When I was a kid I had a burgundy red velvet skirt which I loved. Inside the hem were the name labels of most of the other girls who’d had that skirt before me. At least one of them was at University by the time I wore the skirt at Primary School.
Part of the reason I liked the skirt was because so many girls who I knew had enjoyed it first. In fact it took me getting to University before anyone could adequately explain to me why they had a problem with hand-me-downs. I have to admit I still don’t follow, they seem to me to be part of the infinite web of connection between ourselves and others. My own experiences in that skirt always seemed to be connected to the other girls.
My Dad worked at the Secondary School I and my sister went to. I have often suspected this caused him more problems than either of us. One particular embarrassment was a photo in a local paper of Da Bitches aged around seventeen dressed as schoolgirls with my sister front and centre, pig tails, short skirt and “fuck you” expression. My sister went to college rather than the sixth form adjoining our school so you would have thought Dad was free from embarrassment given she was in an entirely other town. Unlike all the other girls in the picture however, she was wearing a blazer, said blazer had the school logo on it, really quite prominently.

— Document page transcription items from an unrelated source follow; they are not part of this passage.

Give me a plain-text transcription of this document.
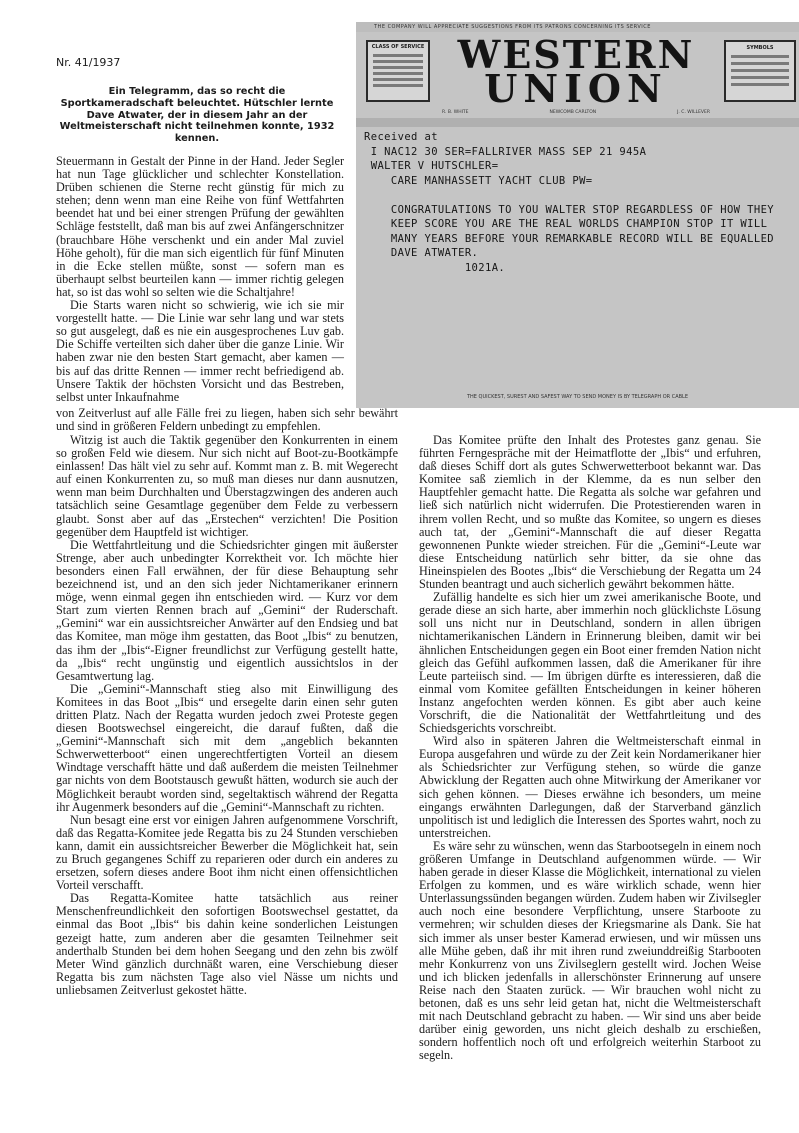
Nr. 41/1937
Ein Telegramm, das so recht die Sportkameradschaft beleuchtet. Hütschler lernte Dave Atwater, der in diesem Jahr an der Weltmeisterschaft nicht teilnehmen konnte, 1932 kennen.
THE COMPANY WILL APPRECIATE SUGGESTIONS FROM ITS PATRONS CONCERNING ITS SERVICE
CLASS OF SERVICE WESTERN
UNION
SYMBOLS
R. B. WHITE	NEWCOMB CARLTON	J. C. WILLEVER
Received at
I NAC12 30 SER=FALLRIVER MASS SEP 21 945A
WALTER V HUTSCHLER=
CARE MANHASSETT YACHT CLUB PW=

CONGRATULATIONS TO YOU WALTER STOP REGARDLESS OF HOW THEY
KEEP SCORE YOU ARE THE REAL WORLDS CHAMPION STOP IT WILL
MANY YEARS BEFORE YOUR REMARKABLE RECORD WILL BE EQUALLED
DAVE ATWATER.
1021A.
THE QUICKEST, SUREST AND SAFEST WAY TO SEND MONEY IS BY TELEGRAPH OR CABLE

Steuermann in Gestalt der Pinne in der Hand. Jeder Segler hat nun Tage glücklicher und schlechter Konstellation. Drüben schienen die Sterne recht günstig für mich zu stehen; denn wenn man eine Reihe von fünf Wettfahrten beendet hat und bei einer strengen Prüfung der gewählten Schläge feststellt, daß man bis auf zwei Anfängerschnitzer (brauchbare Höhe verschenkt und ein ander Mal zuviel Höhe geholt), für die man sich eigentlich für fünf Minuten in die Ecke stellen müßte, sonst — sofern man es überhaupt selbst beurteilen kann — immer richtig gelegen hat, so ist das wohl so selten wie die Schaltjahre!

Die Starts waren nicht so schwierig, wie ich sie mir vorgestellt hatte. — Die Linie war sehr lang und war stets so gut ausgelegt, daß es nie ein ausgesprochenes Luv gab. Die Schiffe verteilten sich daher über die ganze Linie. Wir haben zwar nie den besten Start gemacht, aber kamen — bis auf das dritte Rennen — immer recht befriedigend ab. Unsere Taktik der höchsten Vorsicht und das Bestreben, selbst unter Inkaufnahme

von Zeitverlust auf alle Fälle frei zu liegen, haben sich sehr bewährt und sind in größeren Feldern unbedingt zu empfehlen.

Witzig ist auch die Taktik gegenüber den Konkurrenten in einem so großen Feld wie diesem. Nur sich nicht auf Boot-zu-Bootkämpfe einlassen! Das hält viel zu sehr auf. Kommt man z. B. mit Wegerecht auf einen Konkurrenten zu, so muß man dieses nur dann ausnutzen, wenn man beim Durchhalten und Überstagzwingen des anderen auch tatsächlich seine Gesamtlage gegenüber dem Felde zu verbessern glaubt. Sonst aber auf das „Erstechen“ verzichten! Die Position gegenüber dem Hauptfeld ist wichtiger.

Die Wettfahrtleitung und die Schiedsrichter gingen mit äußerster Strenge, aber auch unbedingter Korrektheit vor. Ich möchte hier besonders einen Fall erwähnen, der für diese Behauptung sehr bezeichnend ist, und an den sich jeder Nichtamerikaner erinnern möge, wenn einmal gegen ihn entschieden wird. — Kurz vor dem Start zum vierten Rennen brach auf „Gemini“ der Ruderschaft. „Gemini“ war ein aussichtsreicher Anwärter auf den Endsieg und bat das Komitee, man möge ihm gestatten, das Boot „Ibis“ zu benutzen, das ihm der „Ibis“-Eigner freundlichst zur Verfügung gestellt hatte, da „Ibis“ recht ungünstig und eigentlich aussichtslos in der Gesamtwertung lag.

Die „Gemini“-Mannschaft stieg also mit Einwilligung des Komitees in das Boot „Ibis“ und ersegelte darin einen sehr guten dritten Platz. Nach der Regatta wurden jedoch zwei Proteste gegen diesen Bootswechsel eingereicht, die darauf fußten, daß die „Gemini“-Mannschaft sich mit dem „angeblich bekannten Schwerwetterboot“ einen ungerechtfertigten Vorteil an diesem Windtage verschafft hätte und daß außerdem die meisten Teilnehmer gar nichts von dem Bootstausch gewußt hätten, wodurch sie auch der Möglichkeit beraubt worden sind, segeltaktisch während der Regatta ihr Augenmerk besonders auf die „Gemini“-Mannschaft zu richten.

Nun besagt eine erst vor einigen Jahren aufgenommene Vorschrift, daß das Regatta-Komitee jede Regatta bis zu 24 Stunden verschieben kann, damit ein aussichtsreicher Bewerber die Möglichkeit hat, sein zu Bruch gegangenes Schiff zu reparieren oder durch ein anderes zu ersetzen, sofern dieses andere Boot ihm nicht einen offensichtlichen Vorteil verschafft.

Das Regatta-Komitee hatte tatsächlich aus reiner Menschenfreundlichkeit den sofortigen Bootswechsel gestattet, da einmal das Boot „Ibis“ bis dahin keine sonderlichen Leistungen gezeigt hatte, zum anderen aber die gesamten Teilnehmer seit anderthalb Stunden bei dem hohen Seegang und den zehn bis zwölf Meter Wind gänzlich durchnäßt waren, eine Verschiebung dieser Regatta bis zum nächsten Tage also viel Nässe um nichts und unliebsamen Zeitverlust gekostet hätte.

Das Komitee prüfte den Inhalt des Protestes ganz genau. Sie führten Ferngespräche mit der Heimatflotte der „Ibis“ und erfuhren, daß dieses Schiff dort als gutes Schwerwetterboot bekannt war. Das Komitee saß ziemlich in der Klemme, da es nun selber den Hauptfehler gemacht hatte. Die Regatta als solche war gefahren und ließ sich natürlich nicht widerrufen. Die Protestierenden waren in ihrem vollen Recht, und so mußte das Komitee, so ungern es dieses auch tat, der „Gemini“-Mannschaft die auf dieser Regatta gewonnenen Punkte wieder streichen. Für die „Gemini“-Leute war diese Entscheidung natürlich sehr bitter, da sie ohne das Hineinspielen des Bootes „Ibis“ die Verschiebung der Regatta um 24 Stunden beantragt und auch sicherlich gewährt bekommen hätte.

Zufällig handelte es sich hier um zwei amerikanische Boote, und gerade diese an sich harte, aber immerhin noch glücklichste Lösung soll uns nicht nur in Deutschland, sondern in allen übrigen nichtamerikanischen Ländern in Erinnerung bleiben, damit wir bei ähnlichen Entscheidungen gegen ein Boot einer fremden Nation nicht gleich das Gefühl aufkommen lassen, daß die Amerikaner für ihre Leute parteiisch sind. — Im übrigen dürfte es interessieren, daß die einmal vom Komitee gefällten Entscheidungen in keiner höheren Instanz angefochten werden können. Es gibt aber auch keine Vorschrift, die die Nationalität der Wettfahrtleitung und des Schiedsgerichts vorschreibt.

Wird also in späteren Jahren die Weltmeisterschaft einmal in Europa ausgefahren und würde zu der Zeit kein Nordamerikaner hier als Schiedsrichter zur Verfügung stehen, so würde die ganze Abwicklung der Regatten auch ohne Mitwirkung der Amerikaner vor sich gehen können. — Dieses erwähne ich besonders, um meine eingangs erwähnten Darlegungen, daß der Starverband gänzlich unpolitisch ist und lediglich die Interessen des Sportes wahrt, noch zu unterstreichen.

Es wäre sehr zu wünschen, wenn das Starbootsegeln in einem noch größeren Umfange in Deutschland aufgenommen würde. — Wir haben gerade in dieser Klasse die Möglichkeit, international zu vielen Erfolgen zu kommen, und es wäre wirklich schade, wenn hier Unterlassungssünden begangen würden. Zudem haben wir Zivilsegler auch noch eine besondere Verpflichtung, unsere Starboote zu vermehren; wir schulden dieses der Kriegsmarine als Dank. Sie hat sich immer als unser bester Kamerad erwiesen, und wir müssen uns alle Mühe geben, daß ihr mit ihren rund zweiunddreißig Starbooten mehr Konkurrenz von uns Zivilseglern gestellt wird. Jochen Weise und ich blicken jedenfalls in allerschönster Erinnerung auf unsere Reise nach den Staaten zurück. — Wir brauchen wohl nicht zu betonen, daß es uns sehr leid getan hat, nicht die Weltmeisterschaft mit nach Deutschland gebracht zu haben. — Wir sind uns aber beide darüber einig geworden, uns nicht gleich deshalb zu erschießen, sondern hoffentlich noch oft und erfolgreich weiterhin Starboot zu segeln.
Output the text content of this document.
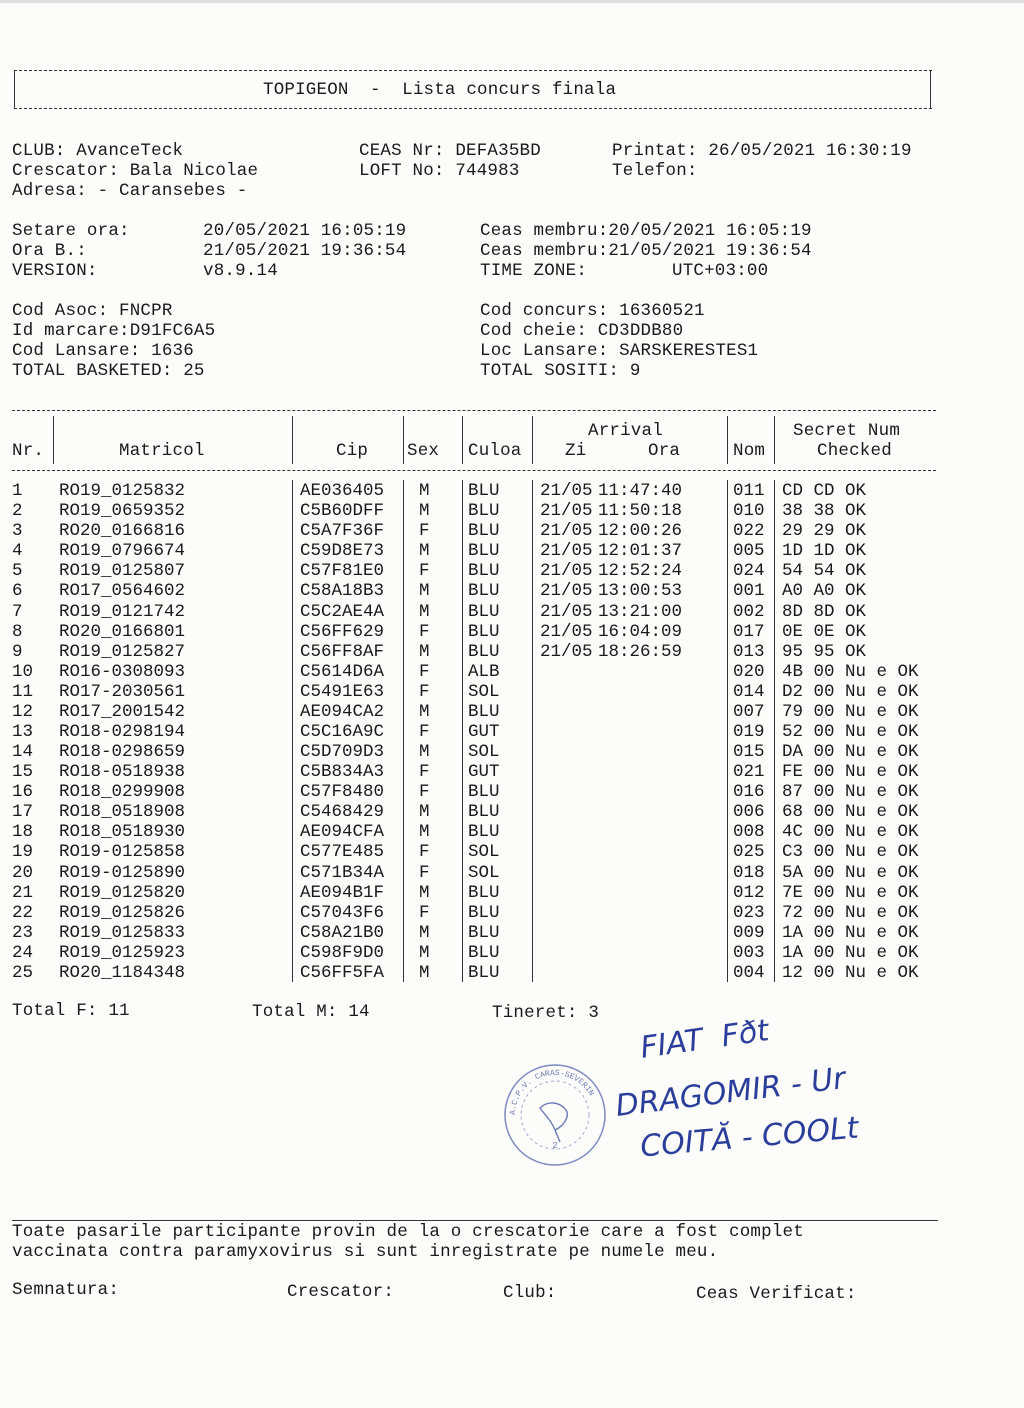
TOPIGEON  -  Lista concurs finala
CLUB: AvanceTeck
Crescator: Bala Nicolae
Adresa: - Caransebes -
CEAS Nr: DEFA35BD
LOFT No: 744983
Printat: 26/05/2021 16:30:19
Telefon:
Setare ora:	20/05/2021 16:05:19
Ora B.:	21/05/2021 19:36:54
VERSION:	v8.9.14
Ceas membru:20/05/2021 16:05:19
Ceas membru:21/05/2021 19:36:54
TIME ZONE:	UTC+03:00
Cod Asoc: FNCPR
Id marcare:D91FC6A5
Cod Lansare: 1636
TOTAL BASKETED: 25
Cod concurs: 16360521
Cod cheie: CD3DDB80
Loc Lansare: SARSKERESTES1
TOTAL SOSITI: 9
Nr.	Matricol	Cip Sex Culoa
Arrival
Zi	Ora	Nom
Secret Num
Checked
1 RO19_0125832	AE036405 M BLU 21/05 11:47:40	011 CD CD OK
2 RO19_0659352	C5B60DFF M BLU 21/05 11:50:18	010 38 38 OK
3 RO20_0166816	C5A7F36F F BLU 21/05 12:00:26	022 29 29 OK
4 RO19_0796674	C59D8E73 M BLU 21/05 12:01:37	005 1D 1D OK
5 RO19_0125807	C57F81E0 F BLU 21/05 12:52:24	024 54 54 OK
6 RO17_0564602	C58A18B3 M BLU 21/05 13:00:53	001 A0 A0 OK
7 RO19_0121742	C5C2AE4A M BLU 21/05 13:21:00	002 8D 8D OK
8 RO20_0166801	C56FF629 F BLU 21/05 16:04:09	017 0E 0E OK
9 RO19_0125827	C56FF8AF M BLU 21/05 18:26:59	013 95 95 OK
10 RO16-0308093	C5614D6A F ALB	020 4B 00 Nu e OK
11 RO17-2030561	C5491E63 F SOL	014 D2 00 Nu e OK
12 RO17_2001542	AE094CA2 M BLU	007 79 00 Nu e OK
13 RO18-0298194	C5C16A9C F GUT	019 52 00 Nu e OK
14 RO18-0298659	C5D709D3 M SOL	015 DA 00 Nu e OK
15 RO18-0518938	C5B834A3 F GUT	021 FE 00 Nu e OK
16 RO18_0299908	C57F8480 F BLU	016 87 00 Nu e OK
17 RO18_0518908	C5468429 M BLU	006 68 00 Nu e OK
18 RO18_0518930	AE094CFA M BLU	008 4C 00 Nu e OK
19 RO19-0125858	C577E485 F SOL	025 C3 00 Nu e OK
20 RO19-0125890	C571B34A F SOL	018 5A 00 Nu e OK
21 RO19_0125820	AE094B1F M BLU	012 7E 00 Nu e OK
22 RO19_0125826	C57043F6 F BLU	023 72 00 Nu e OK
23 RO19_0125833	C58A21B0 M BLU	009 1A 00 Nu e OK
24 RO19_0125923	C598F9D0 M BLU	003 1A 00 Nu e OK
25 RO20_1184348	C56FF5FA M BLU	004 12 00 Nu e OK
Total F: 11	Total M: 14	Tineret: 3
2
A.C.P.V. CARAS-SEVERIN
FIAT  Fðt
DRAGOMIR - Ur
COITĂ - COOLt
Toate pasarile participante provin de la o crescatorie care a fost complet
vaccinata contra paramyxovirus si sunt inregistrate pe numele meu.
Semnatura:	Crescator:	Club:	Ceas Verificat:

My Mum cut out the article, it and the accompanying picture were on display in her kitchen for some time.
It had been my blazer, technically not a part of the girls uniform but a weird rebellion against uniform rules as teachers never really scolded you for wearing a school blazer.
School blazers were expensive and so usually only girls with older brothers had them. In my case my blazer had belonged to a guy three years my senior. Something of a live wire with two older brothers who had outgrown this blazer and into one that his brothers no longer needed. So my Sunday School teacher, his mother, brought the blazer along to my Mum in the summer before I went to secondary school. After all if I’d gone and gotten into the grammar school then the grown ups around my village were going to help out with the costs and my Sunday School teacher, only having had boys, was unfamiliar with the lack of blazer in the school uniform.
The boy who’s blazer it was died on Monday. I last saw the blazer on the cousin of the boy my parents had handed it onto. I think there was a younger brother in there too. That kid is in his mid to late twenties I think, the man who died on Monday was forty. It’s entirely possible they knew each other or maybe they just wore the same bits of uniform to school. Either way I’m sad about a boy I shared a classroom with at primary school.
He was lively, threw things in class and had political and religious opinions that were at variance with mine. We wore the same blazer briefly and he’s dead, I’m mourning for a guy I simultaneously imagine to be taller than me and about eleven.
I think somewhere inside the forty year old who died on Monday there was an eleven year old boy with a cheeky smile. So I’ll mourn for the boy I knew and leave others to be sad for the man I never met.